On Tue, 20 Sep 2016 13:10:39 +0000
"Bean Huo (beanhuo)" <beanhuo@xxxxxxxxxx> wrote:

> Hi, all
> I just use ftrace to do some latency study, found that function_graph can not
> Work, as long as enable it, will cause kernel panic. I searched this online.
> Found that there are also some cause the same as mine. I am a newer of ftrace.
> I want to know who know what root cause? Here is some partial log:

Can you do a function bisect to find what function this is.

This script is used to help find functions that are being traced by
function tracer or function graph tracing that causes the machine to
reboot, hang, or crash. Here's the steps to take.

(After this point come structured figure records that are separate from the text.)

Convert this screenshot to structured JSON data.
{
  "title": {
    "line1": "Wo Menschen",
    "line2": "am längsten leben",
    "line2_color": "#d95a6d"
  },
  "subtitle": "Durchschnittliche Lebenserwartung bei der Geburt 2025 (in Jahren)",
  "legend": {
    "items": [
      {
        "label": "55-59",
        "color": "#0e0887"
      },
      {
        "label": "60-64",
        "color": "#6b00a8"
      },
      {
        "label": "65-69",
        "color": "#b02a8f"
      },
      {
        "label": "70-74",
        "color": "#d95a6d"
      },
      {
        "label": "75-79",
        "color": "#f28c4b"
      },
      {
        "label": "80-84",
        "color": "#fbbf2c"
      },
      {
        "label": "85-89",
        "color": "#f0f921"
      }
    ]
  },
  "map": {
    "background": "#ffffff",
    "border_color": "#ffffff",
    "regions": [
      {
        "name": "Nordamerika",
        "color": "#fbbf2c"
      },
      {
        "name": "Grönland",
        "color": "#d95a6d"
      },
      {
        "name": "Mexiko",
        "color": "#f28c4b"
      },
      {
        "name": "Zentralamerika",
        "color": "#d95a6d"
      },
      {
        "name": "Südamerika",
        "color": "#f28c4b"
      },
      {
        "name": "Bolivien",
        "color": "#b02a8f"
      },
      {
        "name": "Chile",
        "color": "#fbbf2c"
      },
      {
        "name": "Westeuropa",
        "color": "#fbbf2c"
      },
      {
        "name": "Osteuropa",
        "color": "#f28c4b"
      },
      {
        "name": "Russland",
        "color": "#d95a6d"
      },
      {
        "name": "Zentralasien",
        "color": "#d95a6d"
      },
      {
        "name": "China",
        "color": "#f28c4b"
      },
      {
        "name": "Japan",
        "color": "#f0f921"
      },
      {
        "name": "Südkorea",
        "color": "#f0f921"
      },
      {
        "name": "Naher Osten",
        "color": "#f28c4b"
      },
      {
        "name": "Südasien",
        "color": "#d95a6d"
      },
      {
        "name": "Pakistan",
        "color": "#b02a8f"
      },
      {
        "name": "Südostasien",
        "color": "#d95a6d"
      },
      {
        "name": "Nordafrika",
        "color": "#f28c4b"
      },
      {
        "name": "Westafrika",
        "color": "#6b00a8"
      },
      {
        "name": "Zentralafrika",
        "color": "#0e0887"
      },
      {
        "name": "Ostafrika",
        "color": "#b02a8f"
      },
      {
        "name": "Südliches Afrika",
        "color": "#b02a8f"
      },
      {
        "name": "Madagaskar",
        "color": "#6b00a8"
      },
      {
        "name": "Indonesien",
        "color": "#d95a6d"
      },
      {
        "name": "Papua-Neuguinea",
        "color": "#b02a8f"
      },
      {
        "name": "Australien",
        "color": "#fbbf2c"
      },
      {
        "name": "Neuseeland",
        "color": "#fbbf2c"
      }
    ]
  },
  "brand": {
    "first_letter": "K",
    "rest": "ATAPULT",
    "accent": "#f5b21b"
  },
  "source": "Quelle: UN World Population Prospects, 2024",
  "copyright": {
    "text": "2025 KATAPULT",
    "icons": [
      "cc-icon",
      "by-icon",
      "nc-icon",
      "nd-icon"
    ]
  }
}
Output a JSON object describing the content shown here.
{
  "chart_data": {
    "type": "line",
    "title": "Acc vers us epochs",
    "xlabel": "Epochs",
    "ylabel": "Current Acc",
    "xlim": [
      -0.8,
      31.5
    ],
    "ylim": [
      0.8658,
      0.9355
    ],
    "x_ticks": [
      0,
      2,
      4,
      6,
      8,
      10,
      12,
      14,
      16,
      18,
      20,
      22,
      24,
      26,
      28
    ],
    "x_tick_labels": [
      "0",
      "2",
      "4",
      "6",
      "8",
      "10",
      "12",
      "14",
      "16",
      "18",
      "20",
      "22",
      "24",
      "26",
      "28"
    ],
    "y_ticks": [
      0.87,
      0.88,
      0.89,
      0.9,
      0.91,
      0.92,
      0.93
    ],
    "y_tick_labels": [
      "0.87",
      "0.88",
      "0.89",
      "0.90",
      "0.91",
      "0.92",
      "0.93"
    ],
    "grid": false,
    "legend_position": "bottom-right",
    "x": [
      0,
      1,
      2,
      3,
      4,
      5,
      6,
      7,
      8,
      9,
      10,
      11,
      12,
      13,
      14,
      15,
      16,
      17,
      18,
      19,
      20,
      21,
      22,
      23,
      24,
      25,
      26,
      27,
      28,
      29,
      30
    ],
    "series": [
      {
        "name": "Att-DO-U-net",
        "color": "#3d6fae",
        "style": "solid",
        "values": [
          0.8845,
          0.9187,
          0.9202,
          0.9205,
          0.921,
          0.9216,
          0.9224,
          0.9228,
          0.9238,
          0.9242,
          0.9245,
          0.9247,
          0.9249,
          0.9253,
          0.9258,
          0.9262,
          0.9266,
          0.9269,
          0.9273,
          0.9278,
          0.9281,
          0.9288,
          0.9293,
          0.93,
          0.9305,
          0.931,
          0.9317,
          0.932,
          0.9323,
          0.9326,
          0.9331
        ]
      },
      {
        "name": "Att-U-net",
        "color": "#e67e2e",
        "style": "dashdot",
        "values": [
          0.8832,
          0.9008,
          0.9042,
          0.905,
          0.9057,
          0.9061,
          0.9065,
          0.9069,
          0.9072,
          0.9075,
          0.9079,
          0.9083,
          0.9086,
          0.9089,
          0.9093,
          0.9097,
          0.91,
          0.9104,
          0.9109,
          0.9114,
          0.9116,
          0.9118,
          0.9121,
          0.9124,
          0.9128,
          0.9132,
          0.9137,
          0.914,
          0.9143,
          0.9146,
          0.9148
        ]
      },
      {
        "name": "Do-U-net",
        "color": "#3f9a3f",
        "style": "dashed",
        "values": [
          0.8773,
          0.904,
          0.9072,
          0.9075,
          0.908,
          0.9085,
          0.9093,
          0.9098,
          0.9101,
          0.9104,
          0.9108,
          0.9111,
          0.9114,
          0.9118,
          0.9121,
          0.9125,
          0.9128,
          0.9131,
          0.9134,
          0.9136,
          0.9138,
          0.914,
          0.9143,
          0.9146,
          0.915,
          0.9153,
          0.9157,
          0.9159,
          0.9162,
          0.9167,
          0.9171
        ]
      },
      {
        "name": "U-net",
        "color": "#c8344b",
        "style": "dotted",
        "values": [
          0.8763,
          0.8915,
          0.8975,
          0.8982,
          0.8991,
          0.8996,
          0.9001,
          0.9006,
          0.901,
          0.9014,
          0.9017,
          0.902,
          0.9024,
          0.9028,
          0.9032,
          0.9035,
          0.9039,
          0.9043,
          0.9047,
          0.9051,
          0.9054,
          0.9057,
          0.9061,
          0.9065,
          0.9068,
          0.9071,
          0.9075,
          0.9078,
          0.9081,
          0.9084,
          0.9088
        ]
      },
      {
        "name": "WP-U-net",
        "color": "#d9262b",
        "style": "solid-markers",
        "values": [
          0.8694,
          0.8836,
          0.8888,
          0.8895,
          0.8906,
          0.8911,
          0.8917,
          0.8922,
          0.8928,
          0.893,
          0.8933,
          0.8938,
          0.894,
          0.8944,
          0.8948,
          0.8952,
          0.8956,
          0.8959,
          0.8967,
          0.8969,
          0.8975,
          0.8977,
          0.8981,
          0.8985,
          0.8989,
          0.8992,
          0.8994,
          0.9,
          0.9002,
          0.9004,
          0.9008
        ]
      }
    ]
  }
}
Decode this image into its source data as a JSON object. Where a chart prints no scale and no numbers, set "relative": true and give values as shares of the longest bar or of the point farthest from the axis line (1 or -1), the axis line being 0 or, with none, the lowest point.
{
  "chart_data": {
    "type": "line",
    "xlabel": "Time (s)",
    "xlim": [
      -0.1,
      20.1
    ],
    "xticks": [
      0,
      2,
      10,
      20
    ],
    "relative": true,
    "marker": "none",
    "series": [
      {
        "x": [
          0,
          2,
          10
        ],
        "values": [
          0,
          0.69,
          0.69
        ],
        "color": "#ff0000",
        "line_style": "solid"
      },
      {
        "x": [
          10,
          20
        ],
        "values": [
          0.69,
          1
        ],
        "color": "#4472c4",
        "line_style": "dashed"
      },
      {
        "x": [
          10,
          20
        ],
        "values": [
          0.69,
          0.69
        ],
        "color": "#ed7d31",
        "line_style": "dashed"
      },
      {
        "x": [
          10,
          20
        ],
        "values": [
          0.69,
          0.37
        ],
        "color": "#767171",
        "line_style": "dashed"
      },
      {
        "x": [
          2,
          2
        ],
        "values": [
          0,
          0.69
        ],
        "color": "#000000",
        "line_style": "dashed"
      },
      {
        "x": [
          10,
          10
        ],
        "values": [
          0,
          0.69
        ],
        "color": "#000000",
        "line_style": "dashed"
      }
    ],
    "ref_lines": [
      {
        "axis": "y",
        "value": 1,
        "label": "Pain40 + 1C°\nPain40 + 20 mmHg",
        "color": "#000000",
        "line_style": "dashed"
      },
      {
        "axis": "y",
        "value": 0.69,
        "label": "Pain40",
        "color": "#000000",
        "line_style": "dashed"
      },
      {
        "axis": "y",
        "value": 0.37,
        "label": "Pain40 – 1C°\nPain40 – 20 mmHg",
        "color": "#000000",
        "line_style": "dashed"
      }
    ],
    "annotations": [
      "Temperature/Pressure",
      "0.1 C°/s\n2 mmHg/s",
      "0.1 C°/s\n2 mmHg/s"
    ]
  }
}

First, determine if function graph is working with a single function:

# cd /sys/kernel/debug/tracing
# echo schedule > set_ftrace_filter
# echo function_graph > current_tracer

If this works, then we know that something is being traced that
shouldn't be.

# echo nop > current_tracer

# cat available_filter_functions > ~/full-file
# ftrace-bisect ~/full-file ~/test-file ~/non-test-file
# cat ~/test-file > set_ftrace_filter

*** Note *** this will take several minutes. Setting multiple functions
is an O(n^2) operation, and we are dealing with thousands of functions.
So go have coffee, talk with your coworkers, read facebook. And
eventually, this operation will end.

# echo function_graph > current_tracer

If it crashes, we know that ~/test-file has a bad function.

Reboot back to test kernel.

# cd /sys/kernel/debug/tracing
# mv ~/test-file ~/full-file

If it didn't crash.

# echo nop > current_tracer
# mv ~/non-test-file ~/full-file

Get rid of the other test file from previous run (or save them off
# rm -f ~/test-file ~/non-test-file

And start again:

# ftrace-bisect ~/full-file ~/test-file ~/non-test-file

The good thing is, because this cuts the number of functions in
~/test-file by half, the cat of it into set_ftrace_filter takes half as
long each iteration, so don't talk so much at the water cooler the
second time.

Eventually, if you did this correctly, you will get down to the problem
function, and all we need to do is to notrace it.

The way to figure out if the problem function is bad, just do:

# echo <problem-function> > set_ftrace_notrace
# echo > set_ftrace_filter
# echo function_graph > current_tracer

And if it doesn't crash, we are done.

-- Steve

Attachment: ftrace-bisect
Description: Binary data